Amazonas não cumpre lei das delegacias da mulher 24h e apresenta dados questionáveis sobre proteção feminina

Apenas a Delegacia da Mulher na Avenida Mario Ypiranga Monteiro, no Bairro Parque Dez de Novembro, opera em regime de plantão, disponível 24 horas por dia.

Amazonas não cumpre lei das delegacias da mulher 24h e apresenta dados questionáveis sobre proteção feminina

(Foto: Divulgação/ assessoria)

A lei nº 14.541, de 3 de abril de 2023, estabelece que as Delegacias Especializadas de Atendimento à Mulher (Deam) operarão de forma ininterrupta, inclusive, em feriados e fins de semana.

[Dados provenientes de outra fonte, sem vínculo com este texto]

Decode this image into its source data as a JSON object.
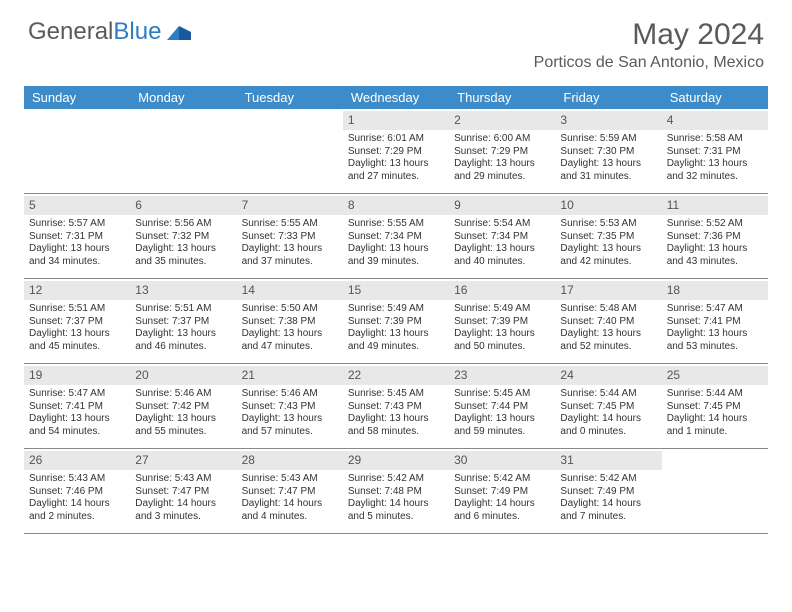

Estamos em fevereiro de 2024, passaram-se 10 meses sem a aplicação da lei. De acordo com o artigo 6º, da lei acima referida, a norma entrou em vigor na data de sua publicação. E até agora só há funcionamento de uma delegacia em Manaus no regime ininterrupto.

No dia 16 de junho de 2023, a Coordenadoria Estadual da Mulher em Situação de Violência Doméstica e Familiar, vinculada ao Tribunal de Justiça do Estado do Amazonas, trouxe uma atualização por meio do site oficial do TJAM (2023). Conforme as informações da Delegacia Geral de Polícia Civil do Estado.

Destacou-se que apenas a Delegacia da Mulher na Avenida Mario Ypiranga Monteiro, no Bairro Parque Dez de Novembro, opera em regime de plantão, disponível 24 horas por dia, todos os dias da semana.

Em contrapartida, as Delegacias das Mulheres na Rua Desembargador Felismino Soares, 155, no Bairro Colônia Oliveira Machado, e na Avenida Nossa Senhora da Conceição, no Bairro Cidade de Deus, seguem um horário de expediente, funcionando de segunda a sexta-feira, das 8h às 17h.

O próprio sistema judiciário aponta para uma operacionalização policial em desacordo com a lei, enquanto o poder legislativo, encarregado da fiscalização, raramente assume tal responsabilidade.

Segundo a cobertura da Rádio Rio Mar FM, em abril de 2023, o deputado estadual Wilker Barreto (Cidadania) visitou a delegacia da mulher no bairro Cidade Deus durante o final de semana, encontrando-a fechada.

O parlamentar ressaltou, na oportunidade, que as regras devem ser seguidas não apenas pelas futuras delegacias, mas também por aquelas já estabelecidas.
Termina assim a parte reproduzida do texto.